Anne Warth, da Agência Estado
Fonte do setor diz que ameaça de rompimento do acordo com o México faz parte dessa estratégia, já que cada vez se usa menos peças fabricadas no País
A ameaça de rompimento do acordo automotivo com o México é um caminho para o governo brasileiro aumentar a produção de veículos e autopeças no Brasil com maior conteúdo local.
Apesar da exigência de que os carros produzidos no País tenham 65% de componentes locais, o governo constatou, nos últimos meses, que tanto as novas montadoras como as que já atuam no Brasil têm usado cada vez menos peças locais. Outra fonte do setor informa que estudos revelam que 60% das importações brasileiras de autopeças em 2011 foram destinadas à produção nas fábricas.
Ford e Volkswagen, duas das maiores montadoras que atuam no Brasil, cresceram, respectivamente, 20,27% e 31,7% nas importações em 2011 e tiveram déficit comercial de US$ 300 milhões, cada uma. Das dez maiores importadoras do País em 2011, três são montadoras com fábricas no Brasil - além da Ford e Volks, a Toyota. "O problema não é o México. É o futuro da indústria brasileira", afirmou uma fonte.

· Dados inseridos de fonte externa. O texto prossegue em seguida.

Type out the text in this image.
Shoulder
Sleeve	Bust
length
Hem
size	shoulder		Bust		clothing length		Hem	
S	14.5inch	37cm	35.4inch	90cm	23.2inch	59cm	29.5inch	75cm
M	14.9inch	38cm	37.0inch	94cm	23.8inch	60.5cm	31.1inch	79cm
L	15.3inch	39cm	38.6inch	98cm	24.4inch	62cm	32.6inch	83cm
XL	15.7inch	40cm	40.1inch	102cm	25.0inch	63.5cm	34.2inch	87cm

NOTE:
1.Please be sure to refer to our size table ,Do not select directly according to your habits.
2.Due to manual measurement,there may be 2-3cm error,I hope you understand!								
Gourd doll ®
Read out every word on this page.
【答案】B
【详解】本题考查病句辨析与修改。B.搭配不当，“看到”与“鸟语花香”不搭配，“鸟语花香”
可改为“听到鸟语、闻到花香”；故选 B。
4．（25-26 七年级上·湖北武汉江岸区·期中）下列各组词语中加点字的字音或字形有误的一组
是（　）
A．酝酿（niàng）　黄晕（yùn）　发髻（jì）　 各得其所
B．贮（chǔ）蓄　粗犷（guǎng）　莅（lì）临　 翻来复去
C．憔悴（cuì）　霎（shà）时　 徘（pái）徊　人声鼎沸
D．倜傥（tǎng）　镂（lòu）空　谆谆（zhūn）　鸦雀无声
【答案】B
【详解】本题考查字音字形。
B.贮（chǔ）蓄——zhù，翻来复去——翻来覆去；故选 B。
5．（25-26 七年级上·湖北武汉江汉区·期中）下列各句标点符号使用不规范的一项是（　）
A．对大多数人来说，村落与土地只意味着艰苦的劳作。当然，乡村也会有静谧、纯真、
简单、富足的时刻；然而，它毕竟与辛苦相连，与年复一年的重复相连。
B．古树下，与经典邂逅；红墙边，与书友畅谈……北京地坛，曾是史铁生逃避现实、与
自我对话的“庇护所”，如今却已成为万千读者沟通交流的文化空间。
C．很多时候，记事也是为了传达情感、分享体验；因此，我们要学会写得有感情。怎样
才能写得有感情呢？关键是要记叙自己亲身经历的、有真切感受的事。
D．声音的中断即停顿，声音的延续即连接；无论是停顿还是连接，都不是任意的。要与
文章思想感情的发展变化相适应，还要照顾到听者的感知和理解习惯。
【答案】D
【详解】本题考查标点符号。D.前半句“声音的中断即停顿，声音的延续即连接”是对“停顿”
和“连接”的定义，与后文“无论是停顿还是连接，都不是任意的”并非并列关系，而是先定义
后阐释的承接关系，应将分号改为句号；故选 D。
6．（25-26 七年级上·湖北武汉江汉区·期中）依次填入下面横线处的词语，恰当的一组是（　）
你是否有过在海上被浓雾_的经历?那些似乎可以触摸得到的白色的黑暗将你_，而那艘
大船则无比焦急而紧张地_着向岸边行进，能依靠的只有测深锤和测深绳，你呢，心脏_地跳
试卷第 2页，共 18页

O anúncio da nova política industrial brasileira para o setor automotivo está em discussão desde o governo Luiz Inácio Lula da Silva e foi adiado diversas vezes. A expectativa do setor é que seja divulgado até o fim deste semestre. Nesse sentido, a renegociação do acordo automotivo do Mercosul com o México é crucial para a definição da nova política que vai vigorar de 2013 a 2016. Isso porque o governo Dilma Rousseff estuda conceder incentivos fiscais a montadoras que comprovem investimentos em pesquisa, desenvolvimento e tecnologia verde.
O governo acredita que os investimentos das montadoras no País podem aumentar, dependendo dos rumos do acordo entre Mercosul e México. Qualquer mudança no acordo, ou mesmo o rompimento, terá 14 meses para entrar em vigor.
Maquiagem
Há suspeitas de que os carros produzidos no México, que, pelo acordo vigente, já possuem menor conteúdo local do que no Mercosul, com exigência de 50%, não têm cumprido nem sequer esse porcentual. Se comprovada essa desconfiança, as montadoras estariam atuando como "maquiladoras" - empresas que compram componentes importados, principalmente dos EUA, para apenas montá-los em território mexicano.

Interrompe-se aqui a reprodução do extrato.